The correct options are
B $\frac{n(n+1)(2n+1)}{6}$
D $2{(}^{n+2}{C}_3)-{}^{n+1}{C}_2$

When $z=n+1$, we can choose $x,y$ from $\{1,2,...,n\}$.
When $z=n+1,x,y$ can be chosen in $n^2$ ways and when $z=n,x,y$ can be chosen in $(n-1{)}^2$ ways and so on.
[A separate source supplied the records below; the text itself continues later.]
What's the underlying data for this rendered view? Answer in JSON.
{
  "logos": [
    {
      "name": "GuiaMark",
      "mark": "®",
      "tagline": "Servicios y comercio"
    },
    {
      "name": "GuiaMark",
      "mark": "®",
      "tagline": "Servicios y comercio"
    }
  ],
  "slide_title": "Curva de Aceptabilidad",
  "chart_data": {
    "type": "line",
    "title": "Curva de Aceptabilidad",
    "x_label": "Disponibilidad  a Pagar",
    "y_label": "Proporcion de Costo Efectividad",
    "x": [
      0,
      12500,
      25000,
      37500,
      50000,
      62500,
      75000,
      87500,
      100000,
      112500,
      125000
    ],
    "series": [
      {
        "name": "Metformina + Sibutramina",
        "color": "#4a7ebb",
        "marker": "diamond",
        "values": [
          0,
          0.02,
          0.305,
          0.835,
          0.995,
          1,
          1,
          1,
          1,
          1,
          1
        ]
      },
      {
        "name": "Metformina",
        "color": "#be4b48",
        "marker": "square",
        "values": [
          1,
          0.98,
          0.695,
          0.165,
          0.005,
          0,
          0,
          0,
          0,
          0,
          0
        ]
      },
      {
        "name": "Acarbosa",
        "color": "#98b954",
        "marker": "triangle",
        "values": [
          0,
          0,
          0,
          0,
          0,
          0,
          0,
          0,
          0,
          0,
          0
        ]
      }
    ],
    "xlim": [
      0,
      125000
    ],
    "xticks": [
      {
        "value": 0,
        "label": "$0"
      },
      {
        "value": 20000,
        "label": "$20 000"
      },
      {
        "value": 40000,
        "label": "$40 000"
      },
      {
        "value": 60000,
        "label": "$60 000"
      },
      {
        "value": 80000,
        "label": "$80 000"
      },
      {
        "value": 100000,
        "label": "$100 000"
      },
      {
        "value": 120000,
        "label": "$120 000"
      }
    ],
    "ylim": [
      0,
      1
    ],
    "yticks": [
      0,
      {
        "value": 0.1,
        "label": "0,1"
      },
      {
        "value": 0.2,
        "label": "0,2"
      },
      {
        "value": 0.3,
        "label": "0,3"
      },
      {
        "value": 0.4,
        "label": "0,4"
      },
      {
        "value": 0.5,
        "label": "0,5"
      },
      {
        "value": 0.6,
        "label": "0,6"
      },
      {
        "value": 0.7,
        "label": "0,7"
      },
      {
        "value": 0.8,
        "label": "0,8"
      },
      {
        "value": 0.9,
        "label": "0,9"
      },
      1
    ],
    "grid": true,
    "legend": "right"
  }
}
Therefore, the number of ways of choosing triplets is

$n^2+(n-1{)}^2+....+1^2=\frac{1}{6}n(n+1\left)\right(2n+1)$

Alternate Solution:
Possiblilities of the triplets are
$x=y<z,x<y<z,y<x<z$ can be chosen in ${}^{n+1}{C}_2,{}^{n+1}{C}_3,{}^{n+1}{C}_3$ ways. Therefore number of ways
$={}^{n+1}{C}_2+2{(}^{n+1}{C}_3)={}^{n+2}{C}_3+{}^{n+1}{C}_3=2{(}^{n+2}{C}_3)-{}^{n+1}{C}_2$